Os Vampiros - Filipe Melo e Juan Cavia

'Os Vampiros' é, para além de um livro de um amigo muito talentoso, uma novela gráfica como poucas sobre a história do nosso país e os demónios que nos atormentam. Aliada ao traço cru e maravilhoso de Juan Cavia, Filipe Melo oferece-nos aqui uma obra de banda desenhada das que mais me marcaram e que dificilmente se esquecem.

A história é a de um grupo de soldados portugueses que está na Guiné, destacado para uma missão secreta no Senegal, durante a guerra colonial, mais precisamente em 1972. À medida que a paranóia e o cansaço os vão assaltando, a missão torna-se num verdadeiro pesadelo onde é difícil distinguir a realidade da loucura.

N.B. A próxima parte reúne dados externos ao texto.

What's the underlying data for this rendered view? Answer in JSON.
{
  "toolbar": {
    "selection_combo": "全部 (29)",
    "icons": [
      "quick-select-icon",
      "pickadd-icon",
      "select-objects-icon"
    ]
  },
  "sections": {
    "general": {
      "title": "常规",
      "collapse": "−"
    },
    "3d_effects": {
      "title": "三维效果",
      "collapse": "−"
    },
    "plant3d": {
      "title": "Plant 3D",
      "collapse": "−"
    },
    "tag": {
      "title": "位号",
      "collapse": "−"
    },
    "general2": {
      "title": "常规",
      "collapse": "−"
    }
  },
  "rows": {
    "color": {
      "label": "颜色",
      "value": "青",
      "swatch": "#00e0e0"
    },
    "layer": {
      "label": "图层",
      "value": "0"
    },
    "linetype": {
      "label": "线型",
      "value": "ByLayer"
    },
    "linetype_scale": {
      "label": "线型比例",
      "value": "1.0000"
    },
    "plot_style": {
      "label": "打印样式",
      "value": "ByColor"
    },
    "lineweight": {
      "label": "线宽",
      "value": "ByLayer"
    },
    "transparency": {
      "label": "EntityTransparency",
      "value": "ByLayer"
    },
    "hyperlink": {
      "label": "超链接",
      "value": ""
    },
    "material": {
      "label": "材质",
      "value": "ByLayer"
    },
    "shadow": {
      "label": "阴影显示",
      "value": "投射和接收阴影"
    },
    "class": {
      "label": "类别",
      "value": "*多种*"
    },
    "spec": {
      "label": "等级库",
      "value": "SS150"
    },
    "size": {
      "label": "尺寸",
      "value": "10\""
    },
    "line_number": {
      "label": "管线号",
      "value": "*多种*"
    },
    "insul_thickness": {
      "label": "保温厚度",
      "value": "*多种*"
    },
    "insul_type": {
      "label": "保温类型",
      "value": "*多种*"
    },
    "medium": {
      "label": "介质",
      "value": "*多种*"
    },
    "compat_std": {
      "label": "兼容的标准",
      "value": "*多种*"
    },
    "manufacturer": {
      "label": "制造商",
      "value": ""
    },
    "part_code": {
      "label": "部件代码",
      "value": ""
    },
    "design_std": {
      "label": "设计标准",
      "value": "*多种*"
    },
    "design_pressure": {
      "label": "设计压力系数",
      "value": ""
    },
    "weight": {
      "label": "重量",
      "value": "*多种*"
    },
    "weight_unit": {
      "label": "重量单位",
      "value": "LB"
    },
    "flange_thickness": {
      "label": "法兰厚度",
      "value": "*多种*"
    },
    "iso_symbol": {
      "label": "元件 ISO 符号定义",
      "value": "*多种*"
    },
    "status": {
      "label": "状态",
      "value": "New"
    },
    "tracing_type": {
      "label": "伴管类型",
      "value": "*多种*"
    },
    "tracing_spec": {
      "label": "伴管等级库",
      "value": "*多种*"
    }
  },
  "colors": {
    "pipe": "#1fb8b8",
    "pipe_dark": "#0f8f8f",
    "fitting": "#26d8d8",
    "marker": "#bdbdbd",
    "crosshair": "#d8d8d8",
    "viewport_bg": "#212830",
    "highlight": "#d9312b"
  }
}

É uma atmosfera negra e pesada desde o início, mas que só se vai intensificando no decorrer da história. Todos estes soldados já traziam consigo alguns demónios, histórias de vida e passados dramáticos, episódios tristes que nunca conseguiram esquecer. O que lhes vai acontecer nesta missão cujo fim desconhecem é a descoberta de novos motivos para desesperar e chegar à loucura: o cansaço da viagem, a incapacidade encontrar o que em si têm de bom em tempo de guerra.

Não há quem escape a esta loucura, a esta ilusão de que está tudo bem quando na verdade o que os consome por dentro é muito mais intenso. 'Os Vampiros' mostra que todos são vampiros e que todos têm demónios, independentemente do lado da guerra em que se encontram. Não há um lado dos bons e um lado dos maus. Todos são, ao mesmo tempo, culpados e vítimas dos seus actos e psicologicamente responsabilizados por ali terem ido parar mesmo que contra a sua vontade. É a guerra no seu estado mais puro, dentro das nossas cabeças.


O que Juan Cavia mostra de forma fabulosa nas suas ilustrações é este terror da guerra, esta forma subtil como chamamos à realidade os demónios que na verdade só existem numa dimensão diferente da que existe à nossa volta. Como se todas as mortes reais não passassem de algo que acontece e corre perante nós, como o tempo; como se não fossem verdadeiras, mas apenas parte da vida, danos colaterais numa época e num lugar onde não nos podemos dar ao luxo de imaginar o oposto, a vida e a felicidade.

O que Filipe Melo nos oferece com este argumento brilhante e emotivo é conhecer a fundo as mentes destes homens sem presente e sem futuro, e muitas vezes confundindo e perdendo o seu passado no caminho. Já nem distinguem bem quem são os verdadeiros vampiros da guerra em que vivem, nem se reconhecem a si mesmos como os vampiros dos que estão do outro lado a sofrer o mesmo que eles.

Não é possível explicar por palavras o que esta novela gráfica nos faz sentir: o horror da doença mental, a tragédia das suas vidas dedicadas a uma guerra inútil e na qual nem eles próprios acreditam, a luta pela sobrevivência já sem um motivo palpável para lá da luta pela luta, do dia-a-dia. Há poucas obras de banda desenhada que nos toquem tanto pela sua capacidade humana e dramática como esta, imensamente recomendada a quem procure uma obra pensada, madura e inesquecível.